El 12 de marzo de 1847 leí en la calle Lafitte un cartel amarillo en el que se anunciaba la subasta de unos muebles y otros curiosos objetos de coleccionista. Esta subasta tenía lugar tras una defunción. El cartel no ponía el nombre de la persona fallecida, pero la subasta tendría lugar en la calle de Antin, número 9, el día 16, de doce a cinco de la tarde.

El cartel indicaba, además, que el 13 y el 14 se podía ir a ver el piso y los muebles.

A mí siempre me han gustado mucho las curiosidades. Me comprometí a no perderme aquella ocasión, si no de comprar, por lo menos ver.

Al día siguiente me dirigí a la calle de Antin, número 9. Era temprano y, sin embargo, ya había gente en el piso: no solo hombres, sino también mujeres, que, aunque ataviadas de terciopelo, envueltas en cachemiras y con elegantes cupés esperándolas a la puerta, miraban con asombro y hasta con admiración el lujo que se mostraba ante sus ojos.
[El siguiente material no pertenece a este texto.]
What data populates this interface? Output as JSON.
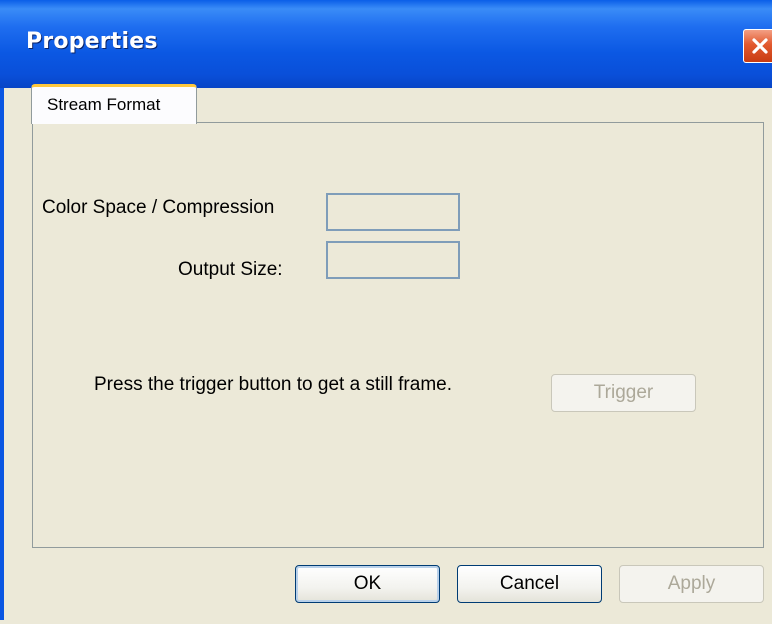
{
  "window": {
    "title": "Properties",
    "close_icon": "close-icon"
  },
  "tabs": [
    {
      "label": "Stream Format",
      "selected": true
    }
  ],
  "stream_format": {
    "color_space_label": "Color Space / Compression",
    "color_space_value": "",
    "output_size_label": "Output Size:",
    "output_size_value": "",
    "trigger_text": "Press the trigger button to get a still frame.",
    "trigger_button": "Trigger",
    "trigger_enabled": false
  },
  "buttons": {
    "ok": "OK",
    "cancel": "Cancel",
    "apply": "Apply",
    "apply_enabled": false
  },
  "colors": {
    "titlebar": "#0a5ee8",
    "dialog_bg": "#ece9d8",
    "tab_accent": "#ffc83c",
    "close_button": "#e2592e"
  }
}
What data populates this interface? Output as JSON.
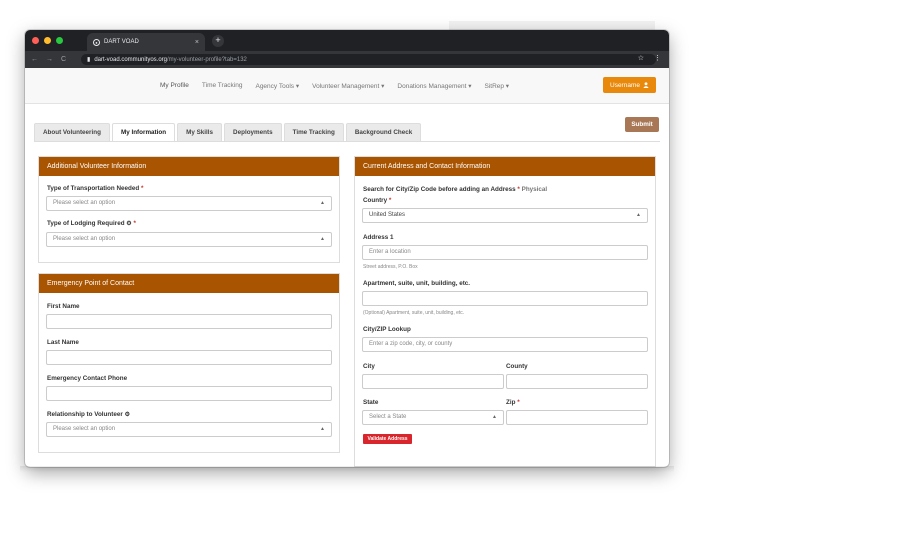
{
  "browser": {
    "tab_title": "DART VOAD",
    "tab_close": "×",
    "new_tab": "+",
    "url_host": "dart-voad.communityos.org",
    "url_path": "/my-volunteer-profile?tab=132",
    "back": "←",
    "forward": "→",
    "reload": "C",
    "star": "☆",
    "menu": "⋮"
  },
  "nav": {
    "links": [
      "My Profile",
      "Time Tracking",
      "Agency Tools ▾",
      "Volunteer Management ▾",
      "Donations Management ▾",
      "SitRep ▾"
    ],
    "user_label": "Username"
  },
  "tabs": [
    "About Volunteering",
    "My Information",
    "My Skills",
    "Deployments",
    "Time Tracking",
    "Background Check"
  ],
  "submit_label": "Submit",
  "additional": {
    "title": "Additional Volunteer Information",
    "transport_label": "Type of Transportation Needed",
    "transport_placeholder": "Please select an option",
    "lodging_label": "Type of Lodging Required",
    "lodging_placeholder": "Please select an option"
  },
  "emergency": {
    "title": "Emergency Point of Contact",
    "first_name": "First Name",
    "last_name": "Last Name",
    "phone": "Emergency Contact Phone",
    "relationship": "Relationship to Volunteer",
    "relationship_placeholder": "Please select an option"
  },
  "address": {
    "title": "Current Address and Contact Information",
    "search_note": "Search for City/Zip Code before adding an Address",
    "physical": "Physical",
    "country_label": "Country",
    "country_value": "United States",
    "address1_label": "Address 1",
    "address1_placeholder": "Enter a location",
    "address1_help": "Street address, P.O. Box",
    "apt_label": "Apartment, suite, unit, building, etc.",
    "apt_help": "(Optional) Apartment, suite, unit, building, etc.",
    "lookup_label": "City/ZIP Lookup",
    "lookup_placeholder": "Enter a zip code, city, or county",
    "city_label": "City",
    "county_label": "County",
    "state_label": "State",
    "state_placeholder": "Select a State",
    "zip_label": "Zip",
    "validate_label": "Validate Address"
  },
  "required_mark": "*"
}
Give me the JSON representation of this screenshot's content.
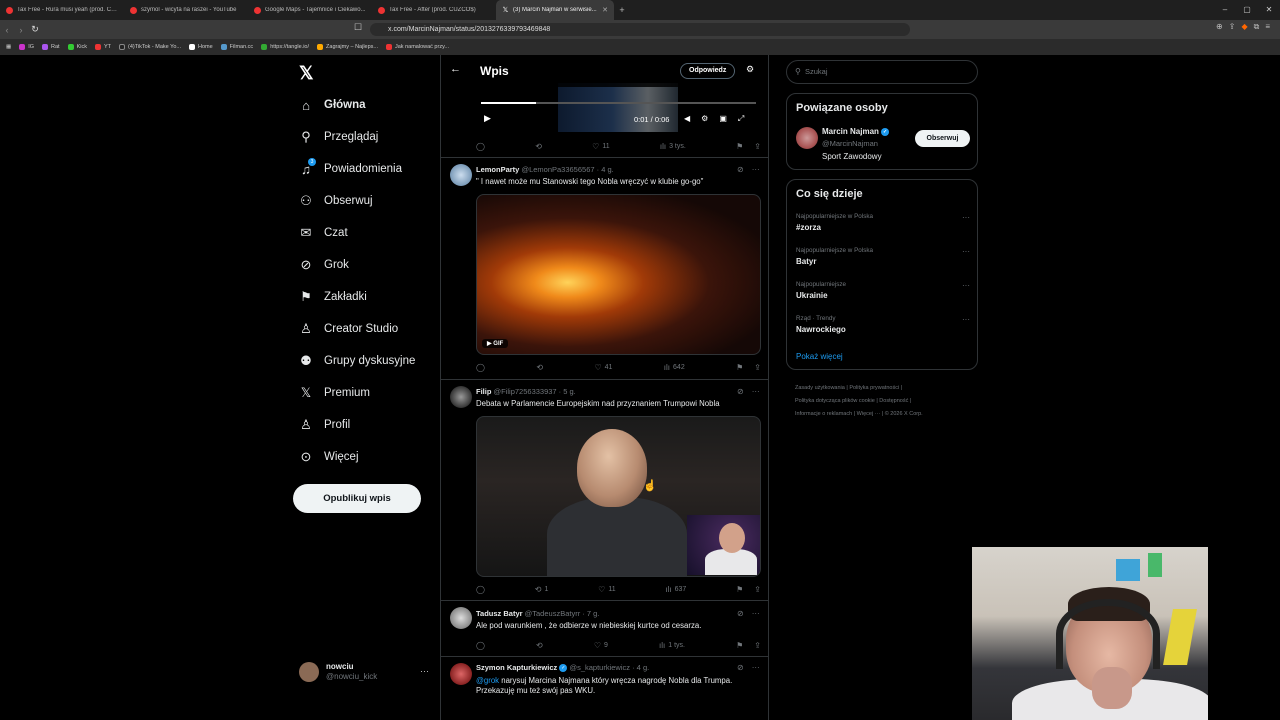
{
  "browser": {
    "tabs": [
      {
        "title": "Tax Free - Rura musi yeah (prod. CU..."
      },
      {
        "title": "szymol - wicyta na raszei - YouTube"
      },
      {
        "title": "Google Maps - Tajemnice i Ciekawo..."
      },
      {
        "title": "Tax Free - After (prod. CUZCO$)"
      },
      {
        "title": "(3) Marcin Najman w serwisie..."
      }
    ],
    "url": "x.com/MarcinNajman/status/2013276339793469848",
    "bookmarks": [
      "IG",
      "Rat",
      "Kick",
      "YT",
      "(4)TikTok - Make Yo...",
      "Home",
      "Filman.cc",
      "https://tangle.io/",
      "Zagrajmy – Najleps...",
      "Jak namalować przy..."
    ]
  },
  "sidebar": {
    "nav": [
      {
        "label": "Główna",
        "icon": "home-icon"
      },
      {
        "label": "Przeglądaj",
        "icon": "search-icon"
      },
      {
        "label": "Powiadomienia",
        "icon": "bell-icon"
      },
      {
        "label": "Obserwuj",
        "icon": "follow-icon"
      },
      {
        "label": "Czat",
        "icon": "mail-icon"
      },
      {
        "label": "Grok",
        "icon": "grok-icon"
      },
      {
        "label": "Zakładki",
        "icon": "bookmark-icon"
      },
      {
        "label": "Creator Studio",
        "icon": "creator-icon"
      },
      {
        "label": "Grupy dyskusyjne",
        "icon": "groups-icon"
      },
      {
        "label": "Premium",
        "icon": "x-icon"
      },
      {
        "label": "Profil",
        "icon": "profile-icon"
      },
      {
        "label": "Więcej",
        "icon": "more-icon"
      }
    ],
    "notifications_badge": "3",
    "post_button": "Opublikuj wpis",
    "account": {
      "name": "nowciu",
      "handle": "@nowciu_kick"
    }
  },
  "main": {
    "title": "Wpis",
    "reply_button": "Odpowiedz",
    "video": {
      "time": "0:01 / 0:06",
      "progress": 0.2
    },
    "video_actions": {
      "likes": "11",
      "views": "3 tys."
    },
    "tweets": [
      {
        "name": "LemonParty",
        "handle": "@LemonPa33656567 · 4 g.",
        "text": "\" I nawet może mu Stanowski tego Nobla wręczyć w klubie go-go\"",
        "media_badge": "GIF",
        "retweets": "",
        "likes": "41",
        "views": "642"
      },
      {
        "name": "Filip",
        "handle": "@Filip7256333937 · 5 g.",
        "text": "Debata w Parlamencie Europejskim nad przyznaniem Trumpowi Nobla",
        "retweets": "1",
        "likes": "11",
        "views": "637"
      },
      {
        "name": "Tadusz Batyr",
        "handle": "@TadeuszBatyrr · 7 g.",
        "text": "Ale pod warunkiem , że odbierze w niebieskiej kurtce od cesarza.",
        "likes": "9",
        "views": "1 tys."
      },
      {
        "name": "Szymon Kapturkiewicz",
        "handle": "@s_kapturkiewicz · 4 g.",
        "mention": "@grok",
        "text": " narysuj Marcina Najmana który wręcza nagrodę Nobla dla Trumpa. Przekazuję mu też swój pas WKU."
      }
    ]
  },
  "right": {
    "search_placeholder": "Szukaj",
    "related": {
      "title": "Powiązane osoby",
      "name": "Marcin Najman",
      "handle": "@MarcinNajman",
      "bio": "Sport Zawodowy",
      "follow": "Obserwuj"
    },
    "trends": {
      "title": "Co się dzieje",
      "items": [
        {
          "context": "Najpopularniejsze w Polska",
          "name": "#zorza"
        },
        {
          "context": "Najpopularniejsze w Polska",
          "name": "Batyr"
        },
        {
          "context": "Najpopularniejsze",
          "name": "Ukrainie"
        },
        {
          "context": "Rząd · Trendy",
          "name": "Nawrockiego"
        }
      ],
      "show_more": "Pokaż więcej"
    },
    "footer": [
      "Zasady użytkowania",
      "Polityka prywatności",
      "Polityka dotycząca plików cookie",
      "Dostępność",
      "Informacje o reklamach",
      "Więcej ···",
      "© 2026 X Corp."
    ]
  }
}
Más tarde comprendí aquella admiración y aquel asombro, pues, al ponerme a mirar yo también, advertí con facilidad que estaba en la casa de una mantenida, Y si hay algo que las mujeres de mundo quieren ver —y allí había mujeres de mundo— es el interior de la casa de esas mujeres, cuyos carruajes salpica los suyos a diario; que tienen, como ellas y a su lado, un palco en la Ópera y en los Italianos, y que ostentan en París la insolente opulencia de su belleza, de sus joyas y de sus escándalos.

Aquella en cuya casa me encontraba había muerto: las mujeres más virtuosas podían, pues, entrar hasta en su dormitorio. La muerte había purificado el aire de aquella espléndida cloaca, y, además, siempre tenían la excusa, si la hubieran necesitado, de que iban a una subasta sin saber a casa de quién iban. Habían leído los carteles, querían conocer lo que los carteles prometían y elegir de antemano: nada más sencillo. Esto no les impedía buscar, entre todas aquellas maravillas, las huellas de su vida de cortesana, de la que sin duda les había contado tan extraños relatos.

Por desgracia, los misterios habían muerto con la diosa y aquellas damas, pese a toda su buena voluntad, no lograron descubrir más que lo que estaba en venta tras el fallecimiento, y nada de lo que se vendía en vida de la inquilina.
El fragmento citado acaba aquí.